Re: [PATCH v2 10/10] nvmet: Optionally use PCI P2P memory

Logan Gunthorpe <logang@xxxxxxxxxxxx> · Thu, 1 Mar 2018 16:29:19 -0700

On 01/03/18 04:20 PM, Jason Gunthorpe wrote:
On Thu, Mar 01, 2018 at 11:00:51PM +0000, Stephen  Bates wrote:

No, locality matters. If you have a bunch of NICs and bunch of drives
and the allocator chooses to put all P2P memory on a single drive your
performance will suck horribly even if all the traffic is offloaded.

Performance will suck if you have speed differences between the PCI-E
devices. Eg a bunch of Gen 3 x8 NVMe cards paired with a Gen 4 x16 NIC
will not reach full performance unless the p2p buffers are properly
balanced between all cards.

This would be solved better by choosing the closest devices in the 
hierarchy in the p2pmem_find function (ie. preferring devices involved 
in the transaction).
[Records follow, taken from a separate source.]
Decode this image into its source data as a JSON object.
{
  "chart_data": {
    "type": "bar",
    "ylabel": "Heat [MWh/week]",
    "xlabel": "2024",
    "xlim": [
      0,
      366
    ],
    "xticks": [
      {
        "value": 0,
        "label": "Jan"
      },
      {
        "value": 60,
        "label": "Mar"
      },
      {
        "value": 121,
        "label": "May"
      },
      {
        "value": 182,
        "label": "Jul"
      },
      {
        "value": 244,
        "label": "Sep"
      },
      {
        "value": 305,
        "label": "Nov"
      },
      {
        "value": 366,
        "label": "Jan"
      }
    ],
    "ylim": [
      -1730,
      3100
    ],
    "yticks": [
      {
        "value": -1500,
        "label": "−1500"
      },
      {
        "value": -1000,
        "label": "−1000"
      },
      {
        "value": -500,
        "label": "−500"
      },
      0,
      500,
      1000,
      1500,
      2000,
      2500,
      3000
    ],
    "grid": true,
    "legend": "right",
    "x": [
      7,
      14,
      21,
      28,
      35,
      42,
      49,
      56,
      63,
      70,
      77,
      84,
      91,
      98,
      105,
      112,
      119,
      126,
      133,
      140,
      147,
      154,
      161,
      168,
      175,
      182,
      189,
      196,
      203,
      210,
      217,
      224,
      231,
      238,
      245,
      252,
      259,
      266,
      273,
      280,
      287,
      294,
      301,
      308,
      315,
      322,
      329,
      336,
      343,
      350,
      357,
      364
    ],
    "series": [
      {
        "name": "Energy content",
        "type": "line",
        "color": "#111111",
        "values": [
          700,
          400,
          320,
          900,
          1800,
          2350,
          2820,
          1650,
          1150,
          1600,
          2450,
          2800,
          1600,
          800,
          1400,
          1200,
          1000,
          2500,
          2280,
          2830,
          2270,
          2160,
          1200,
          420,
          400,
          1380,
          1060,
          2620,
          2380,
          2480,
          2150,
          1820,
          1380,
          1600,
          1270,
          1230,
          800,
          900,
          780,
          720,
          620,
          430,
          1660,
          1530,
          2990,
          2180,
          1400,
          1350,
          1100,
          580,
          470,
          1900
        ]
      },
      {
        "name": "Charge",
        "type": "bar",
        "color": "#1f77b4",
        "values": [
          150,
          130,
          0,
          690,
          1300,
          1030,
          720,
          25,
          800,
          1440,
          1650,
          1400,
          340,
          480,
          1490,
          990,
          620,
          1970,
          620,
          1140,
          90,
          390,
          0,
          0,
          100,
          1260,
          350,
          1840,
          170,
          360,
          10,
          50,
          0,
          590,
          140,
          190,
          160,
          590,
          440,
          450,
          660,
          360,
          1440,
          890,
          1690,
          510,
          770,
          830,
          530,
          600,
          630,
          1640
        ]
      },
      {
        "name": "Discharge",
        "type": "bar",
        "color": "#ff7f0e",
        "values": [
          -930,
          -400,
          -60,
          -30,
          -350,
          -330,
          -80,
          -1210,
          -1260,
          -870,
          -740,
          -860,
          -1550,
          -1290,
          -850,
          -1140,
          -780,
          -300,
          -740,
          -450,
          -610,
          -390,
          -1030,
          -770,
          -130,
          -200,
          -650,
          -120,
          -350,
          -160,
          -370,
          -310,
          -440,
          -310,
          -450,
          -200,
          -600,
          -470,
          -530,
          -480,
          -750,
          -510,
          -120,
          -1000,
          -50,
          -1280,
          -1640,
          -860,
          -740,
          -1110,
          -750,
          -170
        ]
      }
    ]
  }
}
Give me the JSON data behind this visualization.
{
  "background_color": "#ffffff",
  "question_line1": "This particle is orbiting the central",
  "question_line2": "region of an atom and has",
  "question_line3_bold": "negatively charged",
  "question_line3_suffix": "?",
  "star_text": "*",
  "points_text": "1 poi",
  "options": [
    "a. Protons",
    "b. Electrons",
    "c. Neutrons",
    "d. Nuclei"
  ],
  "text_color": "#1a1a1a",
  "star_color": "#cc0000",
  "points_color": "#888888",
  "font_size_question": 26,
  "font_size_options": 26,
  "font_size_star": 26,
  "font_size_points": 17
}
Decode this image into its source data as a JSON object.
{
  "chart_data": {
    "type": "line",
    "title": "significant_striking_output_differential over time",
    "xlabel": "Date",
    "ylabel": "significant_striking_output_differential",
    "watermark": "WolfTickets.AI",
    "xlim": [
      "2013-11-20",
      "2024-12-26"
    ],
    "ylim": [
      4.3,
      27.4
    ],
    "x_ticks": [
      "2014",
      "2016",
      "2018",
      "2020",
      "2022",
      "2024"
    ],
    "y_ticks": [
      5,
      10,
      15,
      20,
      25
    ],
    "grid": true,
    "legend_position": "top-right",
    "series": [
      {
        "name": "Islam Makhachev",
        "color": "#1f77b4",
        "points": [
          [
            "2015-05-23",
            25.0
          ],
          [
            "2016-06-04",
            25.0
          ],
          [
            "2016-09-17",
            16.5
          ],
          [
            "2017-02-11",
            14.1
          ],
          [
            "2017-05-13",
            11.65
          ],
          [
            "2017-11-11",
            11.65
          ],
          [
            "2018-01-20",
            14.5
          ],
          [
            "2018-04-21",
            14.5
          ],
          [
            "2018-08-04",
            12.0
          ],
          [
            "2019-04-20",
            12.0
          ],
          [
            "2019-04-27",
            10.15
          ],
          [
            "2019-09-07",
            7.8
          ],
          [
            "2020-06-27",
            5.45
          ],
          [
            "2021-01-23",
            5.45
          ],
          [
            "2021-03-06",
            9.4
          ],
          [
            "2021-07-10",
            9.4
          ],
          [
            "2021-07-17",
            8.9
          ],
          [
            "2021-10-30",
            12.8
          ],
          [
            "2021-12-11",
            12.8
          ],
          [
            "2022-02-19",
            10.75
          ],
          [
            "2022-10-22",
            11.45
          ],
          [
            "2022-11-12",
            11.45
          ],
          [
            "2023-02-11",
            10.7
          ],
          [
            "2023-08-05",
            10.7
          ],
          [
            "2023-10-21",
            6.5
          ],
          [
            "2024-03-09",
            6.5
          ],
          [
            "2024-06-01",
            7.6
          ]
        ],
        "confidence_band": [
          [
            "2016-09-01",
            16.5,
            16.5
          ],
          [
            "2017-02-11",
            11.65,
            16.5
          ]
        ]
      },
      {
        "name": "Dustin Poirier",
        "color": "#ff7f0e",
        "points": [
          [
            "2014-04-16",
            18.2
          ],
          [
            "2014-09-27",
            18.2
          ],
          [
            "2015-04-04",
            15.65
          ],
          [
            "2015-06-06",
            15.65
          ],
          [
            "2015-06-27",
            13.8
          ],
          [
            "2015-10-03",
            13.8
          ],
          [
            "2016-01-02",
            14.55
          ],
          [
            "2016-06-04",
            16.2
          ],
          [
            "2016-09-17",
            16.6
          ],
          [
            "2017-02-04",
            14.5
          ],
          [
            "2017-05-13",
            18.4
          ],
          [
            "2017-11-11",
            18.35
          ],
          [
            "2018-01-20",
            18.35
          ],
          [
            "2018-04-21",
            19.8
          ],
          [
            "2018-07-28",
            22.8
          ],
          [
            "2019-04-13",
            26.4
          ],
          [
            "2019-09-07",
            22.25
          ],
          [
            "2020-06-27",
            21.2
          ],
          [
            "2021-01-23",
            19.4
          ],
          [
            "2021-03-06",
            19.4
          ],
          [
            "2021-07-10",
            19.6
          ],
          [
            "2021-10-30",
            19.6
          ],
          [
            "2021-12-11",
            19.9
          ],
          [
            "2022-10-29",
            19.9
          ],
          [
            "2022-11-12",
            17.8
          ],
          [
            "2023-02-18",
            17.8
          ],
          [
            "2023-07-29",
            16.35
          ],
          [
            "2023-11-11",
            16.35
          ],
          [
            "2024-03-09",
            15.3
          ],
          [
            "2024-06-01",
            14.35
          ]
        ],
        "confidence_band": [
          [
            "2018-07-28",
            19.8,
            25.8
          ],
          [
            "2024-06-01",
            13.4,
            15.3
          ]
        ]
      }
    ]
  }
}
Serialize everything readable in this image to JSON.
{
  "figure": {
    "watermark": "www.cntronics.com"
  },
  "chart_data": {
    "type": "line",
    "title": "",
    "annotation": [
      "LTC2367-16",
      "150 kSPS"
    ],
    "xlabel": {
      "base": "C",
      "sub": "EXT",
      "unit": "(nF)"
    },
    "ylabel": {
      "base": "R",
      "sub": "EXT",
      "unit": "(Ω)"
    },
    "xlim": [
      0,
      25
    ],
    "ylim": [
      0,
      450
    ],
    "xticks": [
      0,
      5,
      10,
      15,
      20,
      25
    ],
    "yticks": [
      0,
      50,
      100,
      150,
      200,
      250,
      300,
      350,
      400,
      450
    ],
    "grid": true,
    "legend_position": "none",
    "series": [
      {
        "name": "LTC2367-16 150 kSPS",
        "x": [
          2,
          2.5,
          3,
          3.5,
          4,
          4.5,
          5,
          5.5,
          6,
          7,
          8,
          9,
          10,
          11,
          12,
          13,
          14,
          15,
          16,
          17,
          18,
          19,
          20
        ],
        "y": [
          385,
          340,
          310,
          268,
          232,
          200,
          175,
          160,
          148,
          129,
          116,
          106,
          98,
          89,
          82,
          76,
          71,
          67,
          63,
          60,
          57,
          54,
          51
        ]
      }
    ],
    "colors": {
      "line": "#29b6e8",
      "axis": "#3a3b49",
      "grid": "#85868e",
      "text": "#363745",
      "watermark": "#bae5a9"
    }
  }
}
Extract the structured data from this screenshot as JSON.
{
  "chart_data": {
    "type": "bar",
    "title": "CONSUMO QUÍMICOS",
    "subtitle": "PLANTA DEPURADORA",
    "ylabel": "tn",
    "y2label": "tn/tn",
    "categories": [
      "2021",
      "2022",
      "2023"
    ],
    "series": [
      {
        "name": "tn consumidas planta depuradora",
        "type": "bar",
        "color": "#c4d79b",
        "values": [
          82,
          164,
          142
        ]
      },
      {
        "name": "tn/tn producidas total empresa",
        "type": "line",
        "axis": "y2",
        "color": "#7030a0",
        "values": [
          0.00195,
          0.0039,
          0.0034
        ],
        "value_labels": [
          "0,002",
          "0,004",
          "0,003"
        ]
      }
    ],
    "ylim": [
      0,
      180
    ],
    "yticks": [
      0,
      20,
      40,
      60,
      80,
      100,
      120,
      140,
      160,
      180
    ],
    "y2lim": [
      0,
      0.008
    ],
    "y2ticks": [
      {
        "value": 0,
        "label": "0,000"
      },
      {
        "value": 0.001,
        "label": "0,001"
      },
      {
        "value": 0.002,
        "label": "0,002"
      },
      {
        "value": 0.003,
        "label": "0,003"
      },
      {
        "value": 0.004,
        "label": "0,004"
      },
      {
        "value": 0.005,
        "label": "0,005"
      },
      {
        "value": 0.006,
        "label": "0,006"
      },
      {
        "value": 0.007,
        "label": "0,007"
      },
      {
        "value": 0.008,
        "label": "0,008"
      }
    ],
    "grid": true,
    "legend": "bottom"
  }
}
Also, based on the current code, it's a bit of a 
moot point seeing it requires all devices to be on the same switch. So 
unless you have a giant switch hidden somewhere you're not going to get 
too many NIC/NVME pairs.

In any case, we are looking at changing both those things so distance in 
the topology is preferred and the ability to span multiple switches is 
allowed. We're also discussing changing it to "user picks" which 
simplifies all of this.

Logan